The package vetoed by Evers on Friday was the first coronavirus-related measure to reach his desk since April.
During a media call with reporters Tuesday, Evers said he has not personally spoken with any legislative leaders since his veto Friday, but said he hopes the Legislature can send him the Senate-approved package soon.
"The best type of legislation is legislation that all parties agree to and we know what that is," Evers said. "I'm hopeful the Legislature will take another crack at this in the near future and we'll find a bill on my desk that reflects what we had agreed to in the past."
The Senate package approved in January included coronavirus liability protections for businesses and schools and $100 million in spending capacity on coronavirus-related expenses for the GOP-controlled budget committee, among other measures.
However, Republicans eventually added items to the bill that Evers has opposed, including measures to limit the governor's use of emergency orders and give Republicans in the Legislature authority over how to spend all future federal COVID-19 dollars that the state receives.
In addition to legislation, Republicans and Evers have continued to battle over COVID-19 preventative measures since early in the pandemic. In March, the Wisconsin Supreme Court sided with Republicans to strike down the governor's stay-at-home order.
Last week, Republicans in both chambers passed a joint resolution to eliminate Evers' emergency order and accompanying statewide mask mandate. Moments after the resolution passed, Evers issued a new order and mask rule.
Republicans have said the effort to eliminate the governor's emergency order has nothing to do with masks, but rather that Evers has overstepped his powers by issuing repeated emergency orders. Evers says those measures are necessary to prevent the spread of COVID-19. The Supreme Court has yet to rule on the dispute.
Nearly 60 organizations registered in opposition to the Legislature's effort to eliminate the emergency order, primarily in an effort to support the accompanying mask mandate. No groups supported the measure.
Asked if he spoke with any health care groups about eliminating the mask rule, Sanfelippo said he is in contact "with every major health organization on a weekly if not daily basis."
"But we can't let the end justify the means," he added. "If we're going to let a governor go rogue and ignore the Legislature, you basically have a constitutional crisis here."
Sen. Jon Erpenbach, D-West Point, a member of the Senate Health Committee, and Rep. Sara Rodriguez, D-Brookfield, a member of the Assembly Health Committee, also participated in the webinar. Both spoke to a Democratic bill unveiled last week that would put a statewide mask order in place until the federal COVID-19 national emergency concludes.

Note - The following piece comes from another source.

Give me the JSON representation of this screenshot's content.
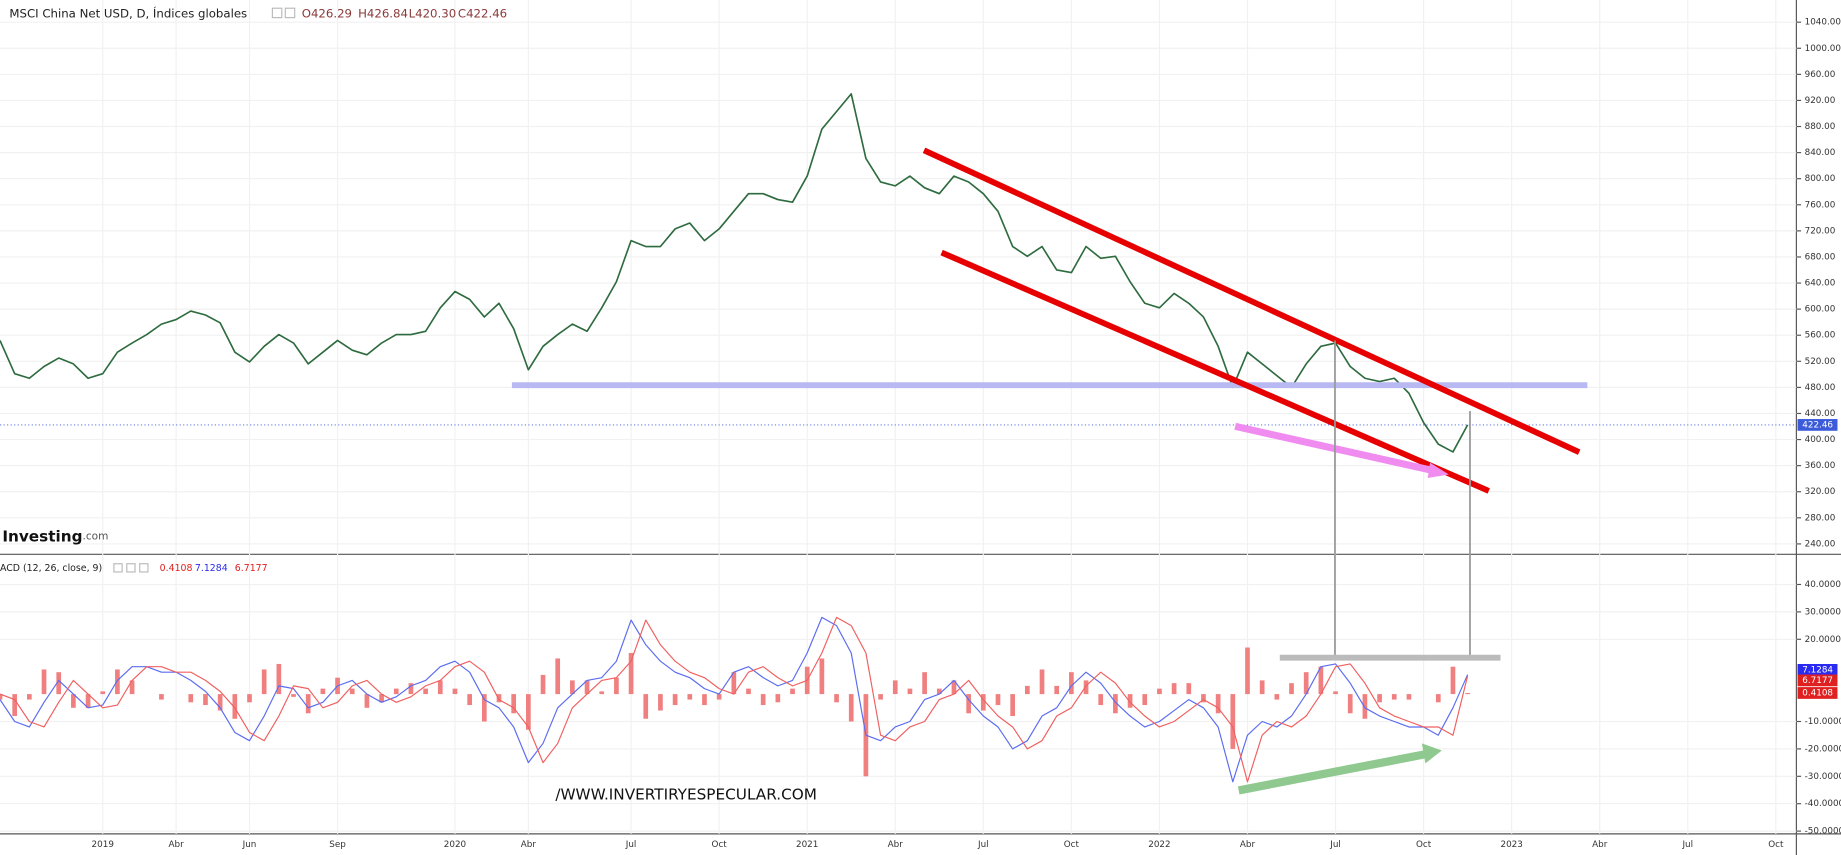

"If this is not about masks, which I do believe it is about masks and getting rid of the statewide mask mandate, then that is legislation that we should take up," Rodriguez said.
Both Testin and Sanfelippo said they are opposed to a statewide mask rule and the bill could face an uphill battle in the GOP-led chambers. While state Republicans have repeatedly said that eliminating Evers' emergency order has nothing to do with face coverings, they also have not introduced mask legislation.
Assembly Republicans last week asked Evers to submit limited mask requirements to the state's joint rules committee for approval, but Sen. Steve Nass, R-Whitewater, one of the committee's co-chairmen, said he would not consider any such rules.
"Not one single Republican has signed onto it yet," Erpenbach said of the Democrat bill. "So it really is about the masks as far as I'm concerned."